Député Burchett : un témoin affirme qu'il y a eu contact avec une forme de vie extraterrestre
Dans une interview accordée à TMZ, le député Tim Burchett a révélé des informations sans précédent fournies par une source dans le cadre d'une enquête officielle.
Comme l’avait déjà signalé Sentinel News, le député Burchett est au cœur d’une tempête médiatique depuis qu’il a déclaré :
« J’ai été briefé par pratiquement toutes les agences gouvernementales existantes. Et je vais vous dire une chose : s’ils rendaient publiques les informations que j’ai vues, vous passeriez vos nuits blanches à vous inquiéter ou à ruminer tout ça.
Ça aurait mis le feu aux poudres. Je pense que ce pays serait parti en vrille s’ils avaient entendu tout ce que j’ai entendu.
Le député Tim Burchett
Dans une nouvelle interview accordée à TMZ, on l’a interrogé de nouveau sur ses déclarations.
Je ne peux pas entrer trop dans les détails, mais il s’agissait de développer certaines choses que nous avions demandées. Et il était important de faire venir cette personne dans un lieu sécurisé où nous pouvions lui poser ces questions. Et il y avait quelqu’un d’autre avec nous lors de la réunion. L’un de mes collègues, je suppose qu’on pourrait dire, était là essentiellement pour semer la zizanie et, disons, mettre des bâtons dans les roues.

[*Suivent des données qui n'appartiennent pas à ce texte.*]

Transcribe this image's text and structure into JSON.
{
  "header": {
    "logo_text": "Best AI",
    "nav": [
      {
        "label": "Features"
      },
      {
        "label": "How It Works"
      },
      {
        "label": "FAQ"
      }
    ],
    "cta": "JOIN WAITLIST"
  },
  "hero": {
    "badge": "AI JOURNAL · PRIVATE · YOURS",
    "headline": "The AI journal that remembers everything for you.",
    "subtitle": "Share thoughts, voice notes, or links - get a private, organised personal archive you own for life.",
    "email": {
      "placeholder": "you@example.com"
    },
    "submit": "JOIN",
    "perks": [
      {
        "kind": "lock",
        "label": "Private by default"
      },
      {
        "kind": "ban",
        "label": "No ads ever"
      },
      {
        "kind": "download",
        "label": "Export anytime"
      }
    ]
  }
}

Et chaque fois que cette personne posait une question, les réponses étaient bien là et ils donnaient des détails, ils donnaient des adresses, ils donnaient des heures et des dates, ainsi que les noms des personnes présentes à la réunion. Et cela remontait jusqu’à l’exécutif des présidents précédents, pas celui de l’actuel président.

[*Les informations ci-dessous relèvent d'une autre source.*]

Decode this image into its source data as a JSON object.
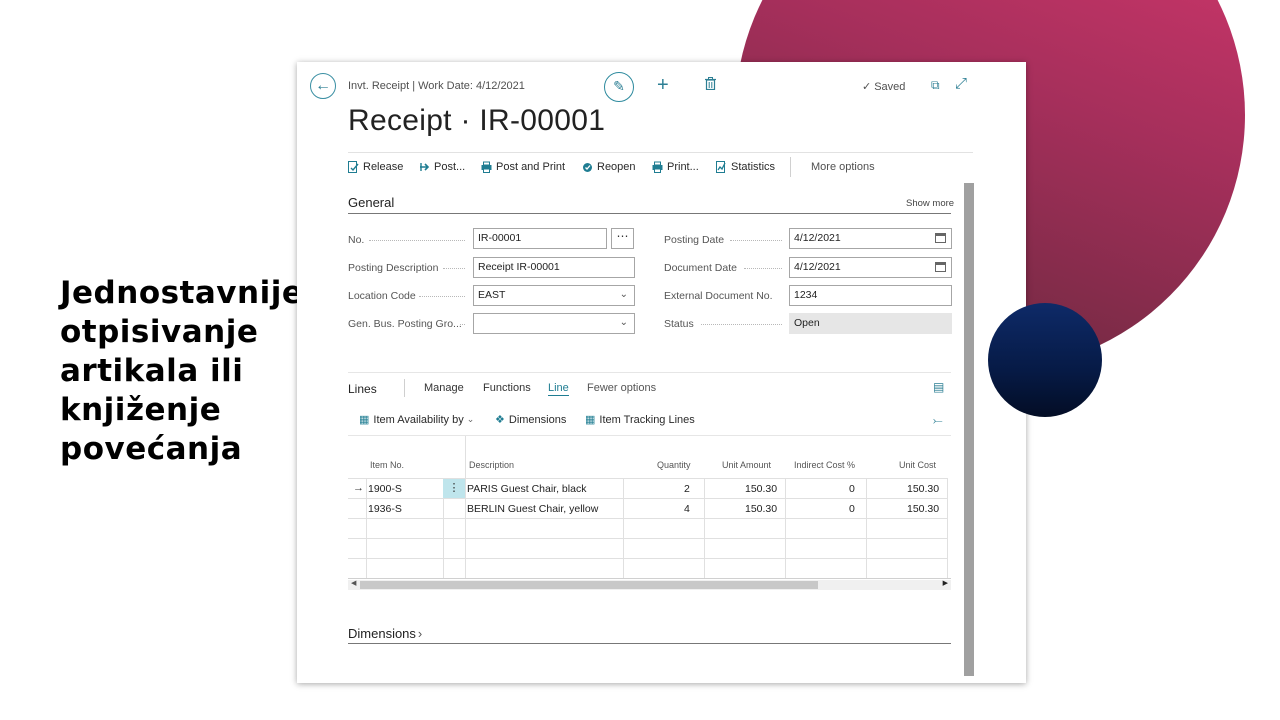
{
  "headline": [
    "Jednostavnije",
    "otpisivanje",
    "artikala ili",
    "knjiženje",
    "povećanja"
  ],
  "window": {
    "breadcrumb": "Invt. Receipt | Work Date: 4/12/2021",
    "title": "Receipt · IR-00001",
    "saved": "Saved"
  },
  "actions": {
    "release": "Release",
    "post": "Post...",
    "post_print": "Post and Print",
    "reopen": "Reopen",
    "print": "Print...",
    "statistics": "Statistics",
    "more_options": "More options"
  },
  "general": {
    "title": "General",
    "show_more": "Show more",
    "fields": {
      "no": {
        "label": "No.",
        "value": "IR-00001"
      },
      "posting_description": {
        "label": "Posting Description",
        "value": "Receipt IR-00001"
      },
      "location_code": {
        "label": "Location Code",
        "value": "EAST"
      },
      "gen_bus_posting_group": {
        "label": "Gen. Bus. Posting Gro...",
        "value": ""
      },
      "posting_date": {
        "label": "Posting Date",
        "value": "4/12/2021"
      },
      "document_date": {
        "label": "Document Date",
        "value": "4/12/2021"
      },
      "external_document_no": {
        "label": "External Document No.",
        "value": "1234"
      },
      "status": {
        "label": "Status",
        "value": "Open"
      }
    }
  },
  "lines": {
    "title": "Lines",
    "tabs": [
      "Manage",
      "Functions",
      "Line",
      "Fewer options"
    ],
    "active_tab": "Line",
    "sub_actions": [
      "Item Availability by",
      "Dimensions",
      "Item Tracking Lines"
    ],
    "columns": [
      "Item No.",
      "Description",
      "Quantity",
      "Unit Amount",
      "Indirect Cost %",
      "Unit Cost"
    ],
    "rows": [
      {
        "item_no": "1900-S",
        "description": "PARIS Guest Chair, black",
        "quantity": "2",
        "unit_amount": "150.30",
        "indirect_cost": "0",
        "unit_cost": "150.30"
      },
      {
        "item_no": "1936-S",
        "description": "BERLIN Guest Chair, yellow",
        "quantity": "4",
        "unit_amount": "150.30",
        "indirect_cost": "0",
        "unit_cost": "150.30"
      }
    ]
  },
  "dimensions": {
    "title": "Dimensions"
  },
  "colors": {
    "accent": "#1f7d92",
    "deco_pink": "#d8386f",
    "deco_navy": "#0e2a68"
  }
}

Même si des élus enquêtent depuis des années sur la prétendue dissimulation des ovnis, ce qu’ils ont exactement appris lors de leurs briefings classifiés reste un mystère aujourd’hui. La seule personne qui puisse déclassifier ces informations, le président Donald Trump, a jusqu’à présent refusé de le faire.
Selon Burchett, ces briefings secrets pointent vers le pouvoir exécutif, montrant jusqu’à quel niveau remonte la prétendue dissimulation et remettant en question les nombreux présidents, dont Barack Obama, qui ont nié avoir été briefés sur les ovnis. Si même le pouvoir exécutif compte des individus qui mentent ou désobéissent au président américain, il est difficile d’imaginer comment la première puissance militaire mondiale est réellement gérée.
Une situation encore pire serait que les présidents américains aient effectivement menti à leur propre population afin de préserver l’ordre social.
Il a ensuite été interrogé sur la nature de ce qui aurait été récupéré : mécanique ou biologique. Il a répondu sans détour :
Je dirais qu’on peut affirmer sans risque de se tromper : “les deux”.
Si des lanceurs d’alerte tels que David Grusch ont fait allusion à la récupération « d’éléments biologiques » lors d’opérations de récupération d’engins crashés, le sujet reste tabou et est souvent tourné en dérision par les médias. Selon Tim Burchett, il est désormais avéré que des engins et des corps non humains ont été récupérés par les États-Unis.
Il a ensuite expliqué que, malgré l’écart technologique apparent qui nous sépare, il n’était pas inquiet.
Je ne pense pas que nous courions de danger.
Ils auraient pu nous détruire en un clin d’œil. Je ne vois tout simplement pas cela.
Je pense qu’ils disposent d’une technologie et de capacités qui dépassent notre compréhension.
On lui a ensuite demandé s’il y avait eu des interactions entre ces NHI et les humains. Il a répondu :
Oui, il y en a eu, c’est assez fou. Je vous le dis, je ne vais pas vous mentir, si vous voulez me faire passer au détecteur de mensonges, je suis prêt. Mais, vous savez, c’est ce que ce type m’a dit.
Cette déclaration révolutionnaire, bien qu’elle manque de preuves tangibles ou de témoignages directs, fait grand bruit dans le monde de l’ufologie, où les rumeurs selon lesquelles les gouvernements concluraient des accords avec les intelligences non-humaines font depuis longtemps l’objet de légendes. Si la déclaration de Burchett reflète l’état actuel de l’enquête du Congrès sur les PAN, on ne peut que s’interroger sur l’ampleur de la dissimulation présumée.